In terms of successfully putting down the May terror wave, the Shin Bet under Bar has further branched out into new techniques to stamp out any potential spread of ISIS ideology in the area, as well as confront any potential terror trends within Israel.

As the Shin Bet has entered some of these new areas to prevent pockets from forming that could advance terror causes, Bar has pressed not to lose sight of the agency’s being limited by the country’s democratic principles and, when necessary, has advocated restraint from using its full force.

Bar has also been used as an ambassador to the American Jewish community, speaking to the Park East Synagogue in New York this past spring.

In the speech acquired by the Post, Bar discussed the complexities of balancing security and democracy as the challenge which sometimes forces the agency to be most creative.

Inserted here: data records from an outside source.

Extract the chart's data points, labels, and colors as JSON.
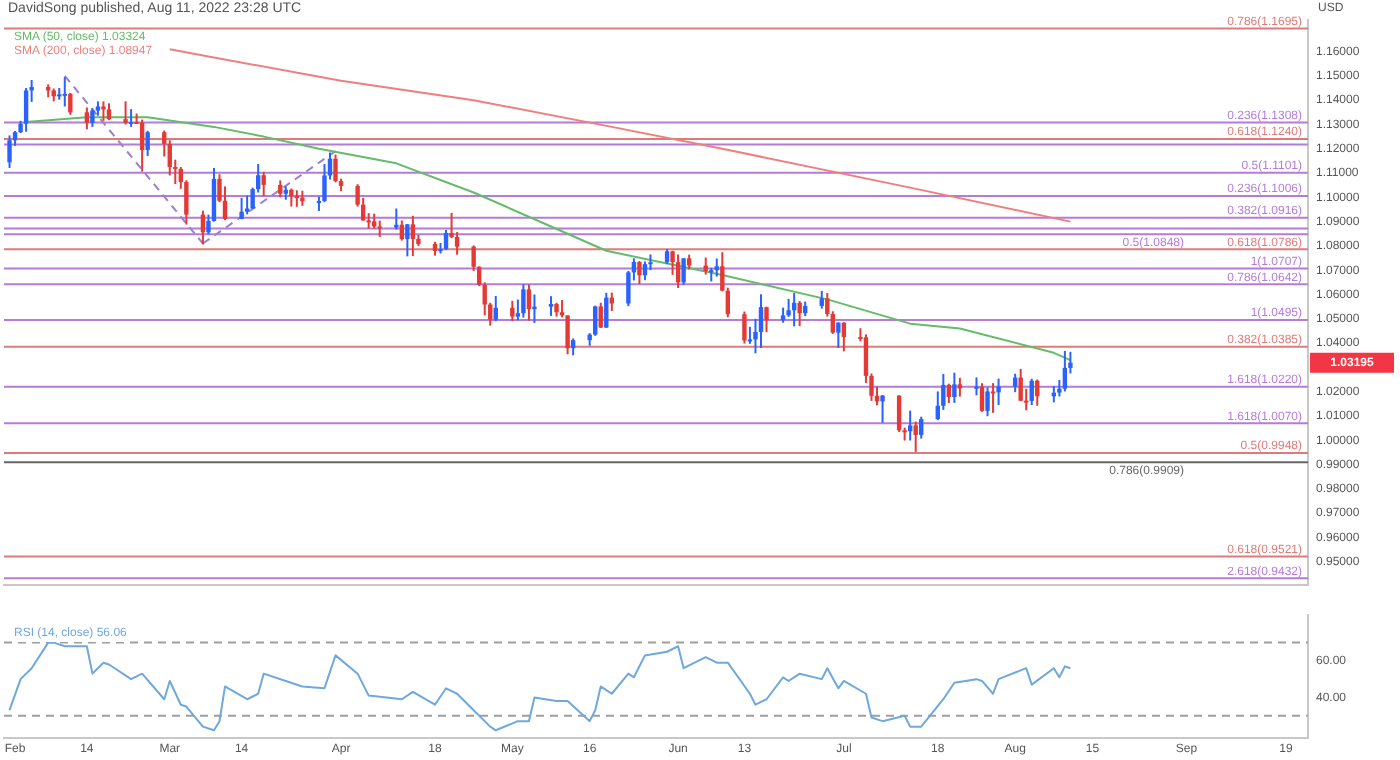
{
  "chart_data": [
    {
      "type": "candlestick",
      "title": "DavidSong published, Aug 11, 2022 23:28 UTC",
      "ylabel": "USD",
      "legend": "top left",
      "tick_labels": "y",
      "xlim": [
        "2022-01-30",
        "2022-09-23"
      ],
      "ylim": [
        0.9405,
        1.173
      ],
      "yticks": [
        {
          "value": 0.95,
          "label": "0.95000"
        },
        {
          "value": 0.96,
          "label": "0.96000"
        },
        {
          "value": 0.97,
          "label": "0.97000"
        },
        {
          "value": 0.98,
          "label": "0.98000"
        },
        {
          "value": 0.99,
          "label": "0.99000"
        },
        {
          "value": 1.0,
          "label": "1.00000"
        },
        {
          "value": 1.01,
          "label": "1.01000"
        },
        {
          "value": 1.02,
          "label": "1.02000"
        },
        {
          "value": 1.04,
          "label": "1.04000"
        },
        {
          "value": 1.05,
          "label": "1.05000"
        },
        {
          "value": 1.06,
          "label": "1.06000"
        },
        {
          "value": 1.07,
          "label": "1.07000"
        },
        {
          "value": 1.08,
          "label": "1.08000"
        },
        {
          "value": 1.09,
          "label": "1.09000"
        },
        {
          "value": 1.1,
          "label": "1.10000"
        },
        {
          "value": 1.11,
          "label": "1.11000"
        },
        {
          "value": 1.12,
          "label": "1.12000"
        },
        {
          "value": 1.13,
          "label": "1.13000"
        },
        {
          "value": 1.14,
          "label": "1.14000"
        },
        {
          "value": 1.15,
          "label": "1.15000"
        },
        {
          "value": 1.16,
          "label": "1.16000"
        }
      ],
      "x": [
        "2022-01-31",
        "2022-02-01",
        "2022-02-02",
        "2022-02-03",
        "2022-02-04",
        "2022-02-07",
        "2022-02-08",
        "2022-02-09",
        "2022-02-10",
        "2022-02-11",
        "2022-02-14",
        "2022-02-15",
        "2022-02-16",
        "2022-02-17",
        "2022-02-18",
        "2022-02-21",
        "2022-02-22",
        "2022-02-23",
        "2022-02-24",
        "2022-02-25",
        "2022-02-28",
        "2022-03-01",
        "2022-03-02",
        "2022-03-03",
        "2022-03-04",
        "2022-03-07",
        "2022-03-08",
        "2022-03-09",
        "2022-03-10",
        "2022-03-11",
        "2022-03-14",
        "2022-03-15",
        "2022-03-16",
        "2022-03-17",
        "2022-03-18",
        "2022-03-21",
        "2022-03-22",
        "2022-03-23",
        "2022-03-24",
        "2022-03-25",
        "2022-03-28",
        "2022-03-29",
        "2022-03-30",
        "2022-03-31",
        "2022-04-01",
        "2022-04-04",
        "2022-04-05",
        "2022-04-06",
        "2022-04-07",
        "2022-04-08",
        "2022-04-11",
        "2022-04-12",
        "2022-04-13",
        "2022-04-14",
        "2022-04-15",
        "2022-04-18",
        "2022-04-19",
        "2022-04-20",
        "2022-04-21",
        "2022-04-22",
        "2022-04-25",
        "2022-04-26",
        "2022-04-27",
        "2022-04-28",
        "2022-04-29",
        "2022-05-02",
        "2022-05-03",
        "2022-05-04",
        "2022-05-05",
        "2022-05-06",
        "2022-05-09",
        "2022-05-10",
        "2022-05-11",
        "2022-05-12",
        "2022-05-13",
        "2022-05-16",
        "2022-05-17",
        "2022-05-18",
        "2022-05-19",
        "2022-05-20",
        "2022-05-23",
        "2022-05-24",
        "2022-05-25",
        "2022-05-26",
        "2022-05-27",
        "2022-05-30",
        "2022-05-31",
        "2022-06-01",
        "2022-06-02",
        "2022-06-03",
        "2022-06-06",
        "2022-06-07",
        "2022-06-08",
        "2022-06-09",
        "2022-06-10",
        "2022-06-13",
        "2022-06-14",
        "2022-06-15",
        "2022-06-16",
        "2022-06-17",
        "2022-06-20",
        "2022-06-21",
        "2022-06-22",
        "2022-06-23",
        "2022-06-24",
        "2022-06-27",
        "2022-06-28",
        "2022-06-29",
        "2022-06-30",
        "2022-07-01",
        "2022-07-04",
        "2022-07-05",
        "2022-07-06",
        "2022-07-07",
        "2022-07-08",
        "2022-07-11",
        "2022-07-12",
        "2022-07-13",
        "2022-07-14",
        "2022-07-15",
        "2022-07-18",
        "2022-07-19",
        "2022-07-20",
        "2022-07-21",
        "2022-07-22",
        "2022-07-25",
        "2022-07-26",
        "2022-07-27",
        "2022-07-28",
        "2022-07-29",
        "2022-08-01",
        "2022-08-02",
        "2022-08-03",
        "2022-08-04",
        "2022-08-05",
        "2022-08-08",
        "2022-08-09",
        "2022-08-10",
        "2022-08-11"
      ],
      "ohlc": [
        [
          1.1144,
          1.1255,
          1.1121,
          1.1235
        ],
        [
          1.1235,
          1.1273,
          1.1212,
          1.1268
        ],
        [
          1.1268,
          1.1315,
          1.1265,
          1.1303
        ],
        [
          1.1303,
          1.145,
          1.127,
          1.144
        ],
        [
          1.144,
          1.1483,
          1.1393,
          1.1454
        ],
        [
          1.1454,
          1.1465,
          1.1412,
          1.144
        ],
        [
          1.144,
          1.1448,
          1.1395,
          1.1416
        ],
        [
          1.1416,
          1.145,
          1.1402,
          1.1424
        ],
        [
          1.1424,
          1.1495,
          1.1374,
          1.1426
        ],
        [
          1.1426,
          1.143,
          1.134,
          1.135
        ],
        [
          1.135,
          1.137,
          1.128,
          1.1307
        ],
        [
          1.1307,
          1.1366,
          1.129,
          1.1357
        ],
        [
          1.1357,
          1.1395,
          1.1336,
          1.1374
        ],
        [
          1.1374,
          1.1395,
          1.1315,
          1.1362
        ],
        [
          1.1362,
          1.1387,
          1.1318,
          1.1322
        ],
        [
          1.1322,
          1.1395,
          1.13,
          1.1307
        ],
        [
          1.1307,
          1.1363,
          1.129,
          1.131
        ],
        [
          1.131,
          1.1345,
          1.1306,
          1.1308
        ],
        [
          1.1308,
          1.132,
          1.1106,
          1.1195
        ],
        [
          1.1195,
          1.1274,
          1.117,
          1.1268
        ],
        [
          1.1268,
          1.1275,
          1.1168,
          1.122
        ],
        [
          1.122,
          1.1235,
          1.109,
          1.1125
        ],
        [
          1.1125,
          1.1155,
          1.1055,
          1.1117
        ],
        [
          1.1117,
          1.1125,
          1.1035,
          1.1063
        ],
        [
          1.1063,
          1.107,
          1.0888,
          1.0929
        ],
        [
          1.0929,
          1.0945,
          1.0806,
          1.0856
        ],
        [
          1.0856,
          1.0929,
          1.0848,
          1.0903
        ],
        [
          1.0903,
          1.1121,
          1.09,
          1.1076
        ],
        [
          1.1076,
          1.1095,
          1.098,
          1.0986
        ],
        [
          1.0986,
          1.1045,
          1.0906,
          1.0911
        ],
        [
          1.0911,
          1.0998,
          1.091,
          1.0941
        ],
        [
          1.0941,
          1.1007,
          1.093,
          1.0954
        ],
        [
          1.0954,
          1.104,
          1.0952,
          1.1034
        ],
        [
          1.1034,
          1.1137,
          1.102,
          1.1091
        ],
        [
          1.1091,
          1.1105,
          1.1005,
          1.1051
        ],
        [
          1.1051,
          1.107,
          1.1,
          1.1015
        ],
        [
          1.1015,
          1.1045,
          1.099,
          1.1031
        ],
        [
          1.1031,
          1.1036,
          1.0962,
          1.1005
        ],
        [
          1.1005,
          1.1029,
          1.0961,
          1.0999
        ],
        [
          1.0999,
          1.1027,
          1.0965,
          1.0984
        ],
        [
          1.0984,
          1.1002,
          1.0944,
          1.0985
        ],
        [
          1.0985,
          1.1137,
          1.098,
          1.109
        ],
        [
          1.109,
          1.1185,
          1.1073,
          1.1159
        ],
        [
          1.1159,
          1.1176,
          1.1062,
          1.1067
        ],
        [
          1.1067,
          1.1077,
          1.1026,
          1.1047
        ],
        [
          1.1047,
          1.1054,
          1.0962,
          1.097
        ],
        [
          1.097,
          1.0998,
          1.0904,
          1.0905
        ],
        [
          1.0905,
          1.0935,
          1.0871,
          1.0901
        ],
        [
          1.0901,
          1.0933,
          1.0871,
          1.088
        ],
        [
          1.088,
          1.0904,
          1.0837,
          1.0876
        ],
        [
          1.0876,
          1.0954,
          1.0868,
          1.0887
        ],
        [
          1.0887,
          1.0905,
          1.0822,
          1.0828
        ],
        [
          1.0828,
          1.089,
          1.0757,
          1.0889
        ],
        [
          1.0889,
          1.0924,
          1.0758,
          1.0829
        ],
        [
          1.0829,
          1.0845,
          1.08,
          1.0808
        ],
        [
          1.0808,
          1.0817,
          1.076,
          1.0779
        ],
        [
          1.0779,
          1.0812,
          1.0769,
          1.0787
        ],
        [
          1.0787,
          1.0866,
          1.0783,
          1.0853
        ],
        [
          1.0853,
          1.0936,
          1.0832,
          1.0837
        ],
        [
          1.0837,
          1.0857,
          1.0764,
          1.0797
        ],
        [
          1.0797,
          1.0802,
          1.0697,
          1.0714
        ],
        [
          1.0714,
          1.0716,
          1.0635,
          1.0639
        ],
        [
          1.0639,
          1.065,
          1.0514,
          1.0559
        ],
        [
          1.0559,
          1.0566,
          1.0472,
          1.0497
        ],
        [
          1.0497,
          1.0594,
          1.049,
          1.0545
        ],
        [
          1.0545,
          1.0574,
          1.049,
          1.0509
        ],
        [
          1.0509,
          1.0579,
          1.0494,
          1.0523
        ],
        [
          1.0523,
          1.0642,
          1.0505,
          1.0621
        ],
        [
          1.0621,
          1.0641,
          1.0493,
          1.054
        ],
        [
          1.054,
          1.06,
          1.0483,
          1.055
        ],
        [
          1.055,
          1.0593,
          1.0512,
          1.0561
        ],
        [
          1.0561,
          1.0566,
          1.0509,
          1.0527
        ],
        [
          1.0527,
          1.0577,
          1.0506,
          1.0514
        ],
        [
          1.0514,
          1.0514,
          1.0354,
          1.0379
        ],
        [
          1.0379,
          1.0419,
          1.035,
          1.0412
        ],
        [
          1.0412,
          1.0441,
          1.0389,
          1.0435
        ],
        [
          1.0435,
          1.0554,
          1.043,
          1.0551
        ],
        [
          1.0551,
          1.0566,
          1.0462,
          1.0464
        ],
        [
          1.0464,
          1.0607,
          1.0462,
          1.0587
        ],
        [
          1.0587,
          1.0608,
          1.0532,
          1.0563
        ],
        [
          1.0563,
          1.0697,
          1.0552,
          1.0691
        ],
        [
          1.0691,
          1.0749,
          1.0658,
          1.0734
        ],
        [
          1.0734,
          1.0738,
          1.0643,
          1.0679
        ],
        [
          1.0679,
          1.0736,
          1.0659,
          1.0725
        ],
        [
          1.0725,
          1.0765,
          1.07,
          1.0733
        ],
        [
          1.0733,
          1.0787,
          1.0725,
          1.0778
        ],
        [
          1.0778,
          1.078,
          1.0681,
          1.0733
        ],
        [
          1.0733,
          1.0765,
          1.0627,
          1.065
        ],
        [
          1.065,
          1.0749,
          1.064,
          1.0749
        ],
        [
          1.0749,
          1.0764,
          1.0703,
          1.0719
        ],
        [
          1.0719,
          1.0752,
          1.0682,
          1.0697
        ],
        [
          1.0697,
          1.071,
          1.0654,
          1.07
        ],
        [
          1.07,
          1.0748,
          1.0674,
          1.0716
        ],
        [
          1.0716,
          1.0774,
          1.0613,
          1.0616
        ],
        [
          1.0616,
          1.0628,
          1.0506,
          1.0519
        ],
        [
          1.0519,
          1.053,
          1.0398,
          1.0411
        ],
        [
          1.0411,
          1.0467,
          1.0397,
          1.0415
        ],
        [
          1.0415,
          1.05,
          1.0358,
          1.0446
        ],
        [
          1.0446,
          1.0601,
          1.038,
          1.0548
        ],
        [
          1.0548,
          1.055,
          1.0445,
          1.0494
        ],
        [
          1.0494,
          1.0546,
          1.0484,
          1.0514
        ],
        [
          1.0514,
          1.0582,
          1.0508,
          1.0535
        ],
        [
          1.0535,
          1.0606,
          1.0469,
          1.0566
        ],
        [
          1.0566,
          1.0573,
          1.047,
          1.0523
        ],
        [
          1.0523,
          1.0571,
          1.0511,
          1.0553
        ],
        [
          1.0553,
          1.0615,
          1.0542,
          1.0584
        ],
        [
          1.0584,
          1.0606,
          1.0509,
          1.052
        ],
        [
          1.052,
          1.0531,
          1.0438,
          1.0443
        ],
        [
          1.0443,
          1.0486,
          1.038,
          1.0484
        ],
        [
          1.0484,
          1.0486,
          1.0366,
          1.0425
        ],
        [
          1.0425,
          1.0461,
          1.0407,
          1.0424
        ],
        [
          1.0424,
          1.0436,
          1.0236,
          1.0265
        ],
        [
          1.0265,
          1.0275,
          1.0162,
          1.0183
        ],
        [
          1.0183,
          1.0221,
          1.0144,
          1.016
        ],
        [
          1.016,
          1.0186,
          1.0072,
          1.0184
        ],
        [
          1.0184,
          1.0185,
          1.0034,
          1.0041
        ],
        [
          1.0041,
          1.0052,
          0.9999,
          1.0037
        ],
        [
          1.0037,
          1.0122,
          0.9999,
          1.0061
        ],
        [
          1.0061,
          1.0077,
          0.9952,
          1.0022
        ],
        [
          1.0022,
          1.0097,
          1.0007,
          1.0087
        ],
        [
          1.0087,
          1.0201,
          1.0083,
          1.0142
        ],
        [
          1.0142,
          1.0273,
          1.0125,
          1.0228
        ],
        [
          1.0228,
          1.0233,
          1.0153,
          1.0178
        ],
        [
          1.0178,
          1.0278,
          1.0154,
          1.023
        ],
        [
          1.023,
          1.0257,
          1.018,
          1.0213
        ],
        [
          1.0213,
          1.0259,
          1.0185,
          1.022
        ],
        [
          1.022,
          1.0235,
          1.0117,
          1.0121
        ],
        [
          1.0121,
          1.0218,
          1.0099,
          1.0201
        ],
        [
          1.0201,
          1.0235,
          1.0113,
          1.0197
        ],
        [
          1.0197,
          1.0254,
          1.0145,
          1.0221
        ],
        [
          1.0221,
          1.0274,
          1.0198,
          1.0258
        ],
        [
          1.0258,
          1.0294,
          1.0161,
          1.0163
        ],
        [
          1.0163,
          1.0212,
          1.0123,
          1.0162
        ],
        [
          1.0162,
          1.0253,
          1.0145,
          1.0245
        ],
        [
          1.0245,
          1.025,
          1.0142,
          1.0181
        ],
        [
          1.0181,
          1.0223,
          1.0156,
          1.0196
        ],
        [
          1.0196,
          1.0248,
          1.018,
          1.0212
        ],
        [
          1.0212,
          1.0368,
          1.0201,
          1.0298
        ],
        [
          1.0298,
          1.0364,
          1.0275,
          1.03195
        ]
      ],
      "series": [
        {
          "type": "line",
          "name": "SMA (50, close) 1.03324",
          "color": "#66bb6a",
          "x": [
            "2022-02-03",
            "2022-02-14",
            "2022-02-25",
            "2022-03-09",
            "2022-03-18",
            "2022-03-28",
            "2022-04-11",
            "2022-04-25",
            "2022-05-09",
            "2022-05-19",
            "2022-06-09",
            "2022-06-28",
            "2022-07-13",
            "2022-07-22",
            "2022-08-08",
            "2022-08-11"
          ],
          "values": [
            1.131,
            1.133,
            1.133,
            1.129,
            1.125,
            1.12,
            1.114,
            1.102,
            1.088,
            1.078,
            1.068,
            1.058,
            1.048,
            1.046,
            1.036,
            1.033
          ]
        },
        {
          "type": "line",
          "name": "SMA (200, close) 1.08947",
          "color": "#ef7f7f",
          "x": [
            "2022-03-01",
            "2022-03-08",
            "2022-04-01",
            "2022-04-25",
            "2022-05-20",
            "2022-06-09",
            "2022-07-13",
            "2022-08-11"
          ],
          "values": [
            1.161,
            1.158,
            1.148,
            1.14,
            1.129,
            1.12,
            1.104,
            1.09
          ]
        },
        {
          "type": "line",
          "color": "#9c7fd0",
          "line_style": "dashed",
          "x": [
            "2022-02-10",
            "2022-03-07"
          ],
          "values": [
            1.15,
            1.081
          ]
        },
        {
          "type": "line",
          "color": "#9c7fd0",
          "line_style": "dashed",
          "x": [
            "2022-03-07",
            "2022-03-31"
          ],
          "values": [
            1.081,
            1.119
          ]
        }
      ],
      "ref_lines": [
        {
          "axis": "y",
          "value": 1.1695,
          "label": "0.786(1.1695)",
          "color": "#e07a7a"
        },
        {
          "axis": "y",
          "value": 1.1308,
          "label": "0.236(1.1308)",
          "color": "#b57bd8"
        },
        {
          "axis": "y",
          "value": 1.124,
          "label": "0.618(1.1240)",
          "color": "#e07a7a"
        },
        {
          "axis": "y",
          "value": 1.1217,
          "color": "#b57bd8"
        },
        {
          "axis": "y",
          "value": 1.1101,
          "label": "0.5(1.1101)",
          "color": "#b57bd8"
        },
        {
          "axis": "y",
          "value": 1.1006,
          "label": "0.236(1.1006)",
          "color": "#b57bd8"
        },
        {
          "axis": "y",
          "value": 1.0916,
          "label": "0.382(1.0916)",
          "color": "#b57bd8"
        },
        {
          "axis": "y",
          "value": 1.0872,
          "color": "#b57bd8"
        },
        {
          "axis": "y",
          "value": 1.0848,
          "label": "0.5(1.0848)",
          "color": "#b57bd8"
        },
        {
          "axis": "y",
          "value": 1.0786,
          "label": "0.618(1.0786)",
          "color": "#e07a7a"
        },
        {
          "axis": "y",
          "value": 1.0707,
          "label": "1(1.0707)",
          "color": "#b57bd8"
        },
        {
          "axis": "y",
          "value": 1.0642,
          "label": "0.786(1.0642)",
          "color": "#b57bd8"
        },
        {
          "axis": "y",
          "value": 1.0495,
          "label": "1(1.0495)",
          "color": "#b57bd8"
        },
        {
          "axis": "y",
          "value": 1.0385,
          "label": "0.382(1.0385)",
          "color": "#e07a7a"
        },
        {
          "axis": "y",
          "value": 1.022,
          "label": "1.618(1.0220)",
          "color": "#b57bd8"
        },
        {
          "axis": "y",
          "value": 1.007,
          "label": "1.618(1.0070)",
          "color": "#b57bd8"
        },
        {
          "axis": "y",
          "value": 0.9948,
          "label": "0.5(0.9948)",
          "color": "#e07a7a"
        },
        {
          "axis": "y",
          "value": 0.9909,
          "label": "0.786(0.9909)",
          "color": "#666666"
        },
        {
          "axis": "y",
          "value": 0.9521,
          "label": "0.618(0.9521)",
          "color": "#e07a7a"
        },
        {
          "axis": "y",
          "value": 0.9432,
          "label": "2.618(0.9432)",
          "color": "#b57bd8"
        }
      ],
      "annotations": [
        "1.03195"
      ]
    },
    {
      "type": "line",
      "legend": "top left",
      "xlim": [
        "2022-01-30",
        "2022-09-23"
      ],
      "ylim": [
        18,
        85
      ],
      "xticks": [
        {
          "value": "2022-02-01",
          "label": "Feb"
        },
        {
          "value": "2022-02-14",
          "label": "14"
        },
        {
          "value": "2022-03-01",
          "label": "Mar"
        },
        {
          "value": "2022-03-14",
          "label": "14"
        },
        {
          "value": "2022-04-01",
          "label": "Apr"
        },
        {
          "value": "2022-04-18",
          "label": "18"
        },
        {
          "value": "2022-05-02",
          "label": "May"
        },
        {
          "value": "2022-05-16",
          "label": "16"
        },
        {
          "value": "2022-06-01",
          "label": "Jun"
        },
        {
          "value": "2022-06-13",
          "label": "13"
        },
        {
          "value": "2022-07-01",
          "label": "Jul"
        },
        {
          "value": "2022-07-18",
          "label": "18"
        },
        {
          "value": "2022-08-01",
          "label": "Aug"
        },
        {
          "value": "2022-08-15",
          "label": "15"
        },
        {
          "value": "2022-09-01",
          "label": "Sep"
        },
        {
          "value": "2022-09-19",
          "label": "19"
        }
      ],
      "yticks": [
        {
          "value": 40,
          "label": "40.00"
        },
        {
          "value": 60,
          "label": "60.00"
        }
      ],
      "ref_lines": [
        {
          "axis": "y",
          "value": 70,
          "color": "#9e9e9e",
          "line_style": "dashed"
        },
        {
          "axis": "y",
          "value": 30,
          "color": "#9e9e9e",
          "line_style": "dashed"
        }
      ],
      "series": [
        {
          "name": "RSI (14, close) 56.06",
          "color": "#6fa8dc",
          "x": [
            "2022-01-31",
            "2022-02-02",
            "2022-02-04",
            "2022-02-07",
            "2022-02-08",
            "2022-02-10",
            "2022-02-14",
            "2022-02-15",
            "2022-02-17",
            "2022-02-18",
            "2022-02-22",
            "2022-02-24",
            "2022-02-28",
            "2022-03-01",
            "2022-03-03",
            "2022-03-04",
            "2022-03-07",
            "2022-03-09",
            "2022-03-10",
            "2022-03-11",
            "2022-03-15",
            "2022-03-17",
            "2022-03-18",
            "2022-03-22",
            "2022-03-25",
            "2022-03-29",
            "2022-03-31",
            "2022-04-04",
            "2022-04-06",
            "2022-04-12",
            "2022-04-14",
            "2022-04-18",
            "2022-04-20",
            "2022-04-22",
            "2022-04-25",
            "2022-04-28",
            "2022-04-29",
            "2022-05-03",
            "2022-05-05",
            "2022-05-06",
            "2022-05-10",
            "2022-05-12",
            "2022-05-16",
            "2022-05-17",
            "2022-05-18",
            "2022-05-20",
            "2022-05-23",
            "2022-05-24",
            "2022-05-26",
            "2022-05-30",
            "2022-06-01",
            "2022-06-02",
            "2022-06-06",
            "2022-06-08",
            "2022-06-10",
            "2022-06-14",
            "2022-06-15",
            "2022-06-17",
            "2022-06-20",
            "2022-06-21",
            "2022-06-23",
            "2022-06-27",
            "2022-06-28",
            "2022-06-30",
            "2022-07-01",
            "2022-07-05",
            "2022-07-06",
            "2022-07-08",
            "2022-07-12",
            "2022-07-13",
            "2022-07-15",
            "2022-07-19",
            "2022-07-21",
            "2022-07-25",
            "2022-07-26",
            "2022-07-28",
            "2022-07-29",
            "2022-08-03",
            "2022-08-04",
            "2022-08-08",
            "2022-08-09",
            "2022-08-10",
            "2022-08-11"
          ],
          "values": [
            33,
            50,
            56,
            70,
            70,
            68,
            68,
            53,
            59,
            58,
            50,
            53,
            39,
            49,
            36,
            35,
            24,
            22,
            27,
            46,
            39,
            42,
            53,
            49,
            46,
            45,
            63,
            53,
            41,
            39,
            43,
            36,
            45,
            42,
            33,
            24,
            22,
            27,
            27,
            40,
            38,
            38,
            27,
            33,
            46,
            42,
            53,
            51,
            63,
            65,
            68,
            56,
            62,
            59,
            59,
            42,
            36,
            39,
            51,
            49,
            53,
            50,
            56,
            45,
            49,
            42,
            29,
            27,
            30,
            24,
            24,
            39,
            48,
            50,
            49,
            42,
            50,
            56,
            47,
            56,
            51,
            57,
            56
          ]
        }
      ]
    }
  ]
}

On an entirely separate note, Bar has encouraged new levels of diversity and inclusion in the new classes of Shin Bet recruits.

Currently, the Shin Bet high command has four women, more than at any other time in its history. This includes women not only in analysis but also in field assignments, operations, technology and providing security.

At the same time, the agency’s numbers of disabled, haredi and openly LGBTQ persons are growing as well – groups which had lower representation in the past.